I can only guess that the current Google ad (for Neulasta) is meant to help our Asperger-suffering friends count their small blessings.
You do know people feel that way, right? People are skeptical of some diseases and feel that the “diagnosis” is just putting a medical label on a personality trait, with the goal of getting people to buy medication for it. There are certainly people who doubt ADD/ADHD exists [not me - I’ve seen it], and some aren’t sure about autism either. Many people see those conditions as vaguely defined and “made up.”
I was referring the physical maladies the OP mentioned, that have been “named” recently in concert with new drugs. Acid reflux, IBS, etc.
I found someone at the local University who was working on the subject. Remember this was 10 ten years ago, before Asperger’s hit it really big. The process was sort of wierd because she was used to working with kids. We went through the same sort of process that she would use with parents to determine if their children fit the mold only in the first person instead of the third.
Restless Legs Syndrome? You can’t be serious.
There are almost 1400 articles on RLS listed on PubMed.
Here’s the eMedicine review.
And here’s one from what is arguably the most prestigious medical journal in the world - The New England Journal of Medicine…
Acid reflux not a real condition? IBS? Did you know that IBS existed long before there was any treatment for it. Even today, there are very, very few treatments yet the disease exists. You really can’t blame these things on the “pharmaceutical companies”.
Let me chime in and state here that I, too, am certain that these diseases exist. I’ve seen the radiologic proof.
I would guess they aren’t so much bragging, but are glad they now can put a name to what they have.
I was diagnosed with having severe dyslexia. My parents were told I should be put in a special school for kids with special needs. My parents decided against this. They felt I would be better off struggling at a “normal” school, rather than have me think there was something seriously wrong with me and either use that as an excuse to not work through difficulties, or to withdraw, feeling sorry for myself that I wasn’t like everyone else. So I went to the “normal” school and struggled, never knowing why because my parents and teachers never let on there was a reason for the things I had such a hard time with.
Years after I graduated from college, my mom finally told me about my dyslexia. I knew I couldn’t identify right and left, often transposed numbers, and misspelled common words, etc. I had just assumed I was lazy about things like that, not making as much as an effort to learn those things as other people did. It was strange after all those years to find out what I had was not that unusual, and even had a name. So part of me felt relieved to find I wasn’t just lazy, or slow, or not very smart. My mind was just wired a bit differently than others.
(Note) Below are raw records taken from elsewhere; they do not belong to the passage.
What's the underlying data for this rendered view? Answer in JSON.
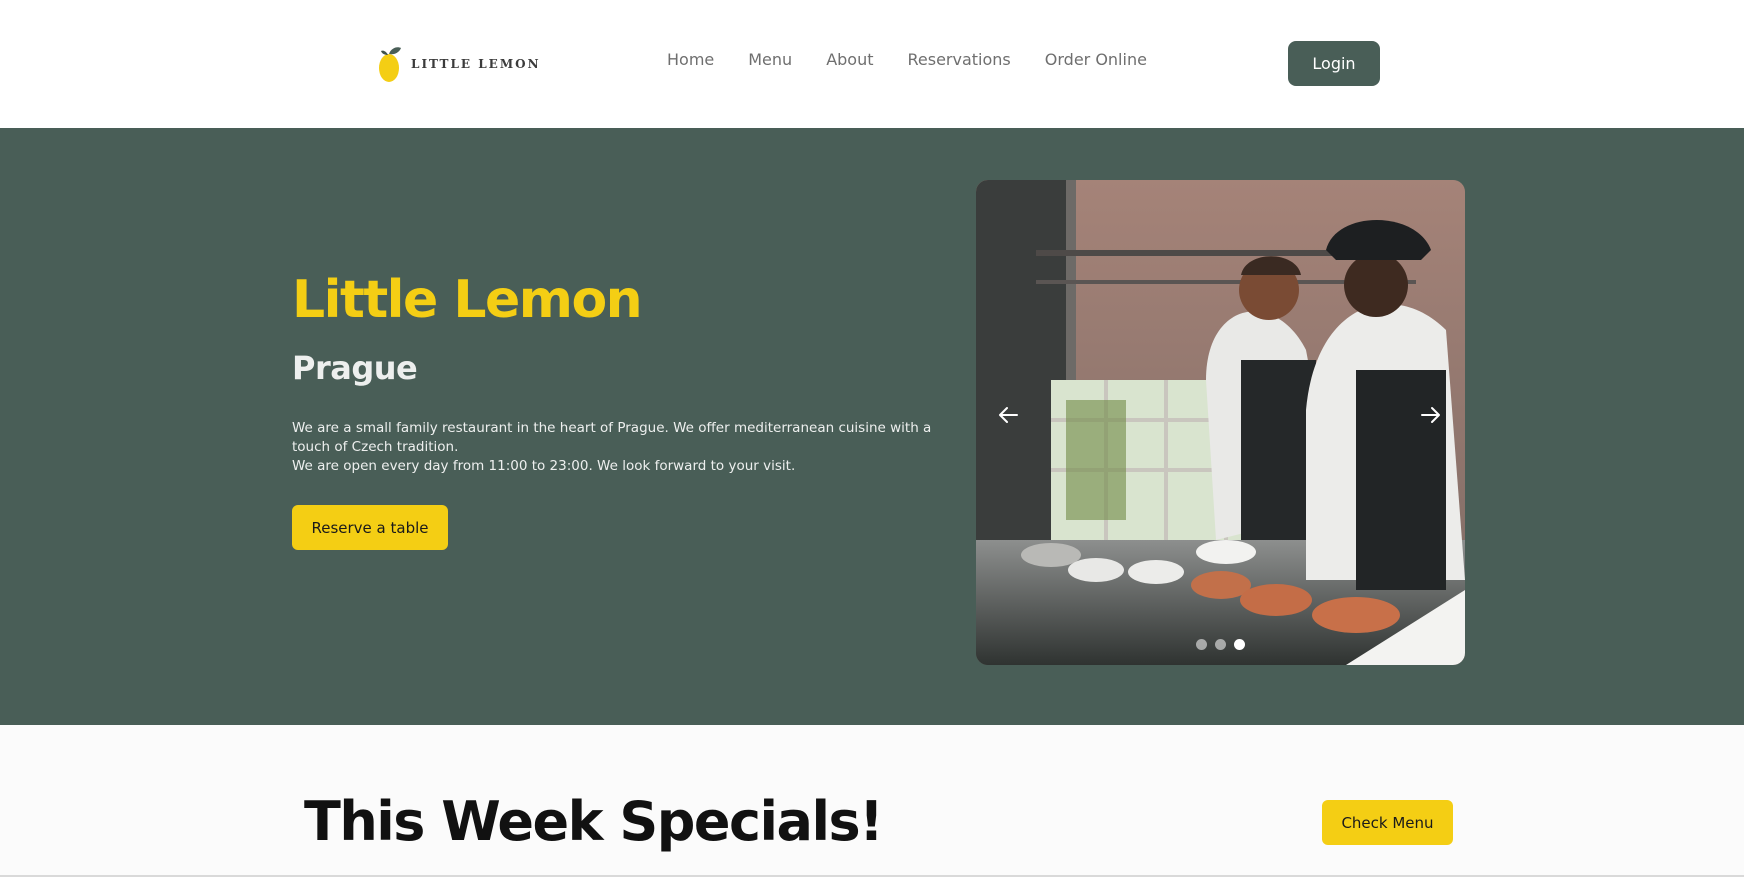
{
  "header": {
    "logo_text": "LITTLE LEMON",
    "nav": [
      {
        "label": "Home"
      },
      {
        "label": "Menu"
      },
      {
        "label": "About"
      },
      {
        "label": "Reservations"
      },
      {
        "label": "Order Online"
      }
    ],
    "login_label": "Login"
  },
  "hero": {
    "title": "Little Lemon",
    "subtitle": "Prague",
    "description_line1": "We are a small family restaurant in the heart of Prague. We offer mediterranean cuisine with a touch of Czech tradition.",
    "description_line2": "We are open every day from 11:00 to 23:00. We look forward to your visit.",
    "reserve_label": "Reserve a table",
    "carousel": {
      "prev_icon": "arrow-left-icon",
      "next_icon": "arrow-right-icon",
      "slide_count": 3,
      "active_slide": 3
    }
  },
  "specials": {
    "title": "This Week Specials!",
    "check_menu_label": "Check Menu"
  },
  "colors": {
    "primary_green": "#495e57",
    "primary_yellow": "#f4ce14",
    "highlight_light": "#edefee"
  }
}
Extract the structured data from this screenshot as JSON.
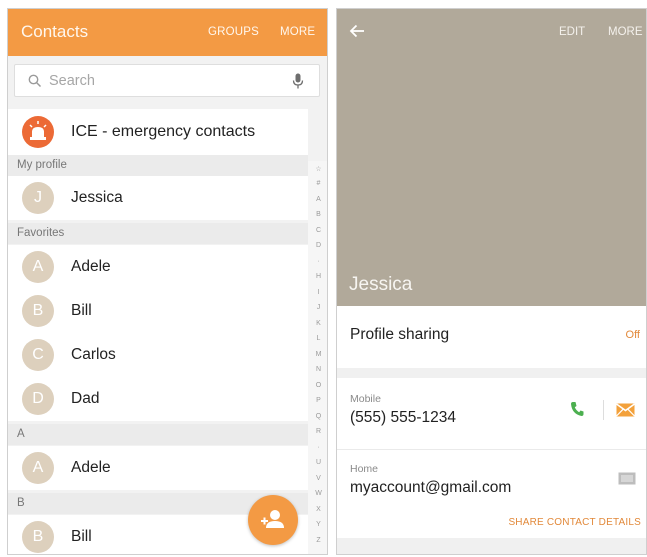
{
  "left": {
    "header": {
      "title": "Contacts",
      "groups": "GROUPS",
      "more": "MORE"
    },
    "search": {
      "placeholder": "Search"
    },
    "ice": {
      "label": "ICE - emergency contacts"
    },
    "sections": {
      "my_profile": "My profile",
      "favorites": "Favorites",
      "a": "A",
      "b": "B"
    },
    "profile": {
      "initial": "J",
      "name": "Jessica"
    },
    "favorites": [
      {
        "initial": "A",
        "name": "Adele"
      },
      {
        "initial": "B",
        "name": "Bill"
      },
      {
        "initial": "C",
        "name": "Carlos"
      },
      {
        "initial": "D",
        "name": "Dad"
      }
    ],
    "a_contacts": [
      {
        "initial": "A",
        "name": "Adele"
      }
    ],
    "b_contacts": [
      {
        "initial": "B",
        "name": "Bill"
      }
    ],
    "index": [
      "☆",
      "#",
      "A",
      "B",
      "C",
      "D",
      "·",
      "H",
      "I",
      "J",
      "K",
      "L",
      "M",
      "N",
      "O",
      "P",
      "Q",
      "R",
      "·",
      "U",
      "V",
      "W",
      "X",
      "Y",
      "Z"
    ]
  },
  "right": {
    "header": {
      "edit": "EDIT",
      "more": "MORE"
    },
    "name": "Jessica",
    "profile_sharing": {
      "label": "Profile sharing",
      "value": "Off"
    },
    "mobile": {
      "label": "Mobile",
      "value": "(555) 555-1234"
    },
    "home": {
      "label": "Home",
      "value": "myaccount@gmail.com"
    },
    "share_details": "SHARE CONTACT DETAILS"
  },
  "colors": {
    "accent": "#f39a44",
    "ice": "#ec6a36",
    "banner": "#b1a99a",
    "call": "#4caf50"
  },
  "icons": [
    "search-icon",
    "mic-icon",
    "ice-siren-icon",
    "add-contact-icon",
    "back-arrow-icon",
    "call-icon",
    "message-icon",
    "email-icon"
  ]
}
After that when someone would tell me to turn right, and I turned left, instead of my usual embarrassment over it, I would tell them I had dyslexia, and had trouble with right and left. People would nod and often tell me about someone else they also knew who was dyslexic. It surprised me, but I ended up telling lots of people about my dyslexia. After a while, I found I did start to use it as an excuse. Instead of using spell check and carefully rereading my posts to a message board before posting, I just wrote and posted. When someone would point out all my spelling mistakes, I would tell them I couldn’t help it, I had dyslexia.
After a couple of months of that, I got over it, and realized there was no reason for me to claim dyslexia as an excuse, and went back to using spell check. (It is funny; I often misspell words so badly that the spell check doesn’t have a clue what word I was trying for. And when trying to use an online dictionary, I often try 10 versions of the word I am trying to spell, and end up having to ask my husband how to spell something because I am not even getting close to what it is.) And when asked for directions to somewhere, I have gone back to my old standard of, “I am not really good at giving directions, you should ask someone else,” instead of saying, “I can’t tell you how to get there because I am dyslexic.”
So from my experience, I can understand how people who are diagnosed and found to have AS would be likely to mention it. Not because they are proud they have it, but because it can explain why they are a certain way. In the past they didn’t have the words to really express what they were going through. Now by knowing the name for it, and using it, they can more easily be understood. And that can feel like a huge relief after years of people not having a clue as to why you are the way you are.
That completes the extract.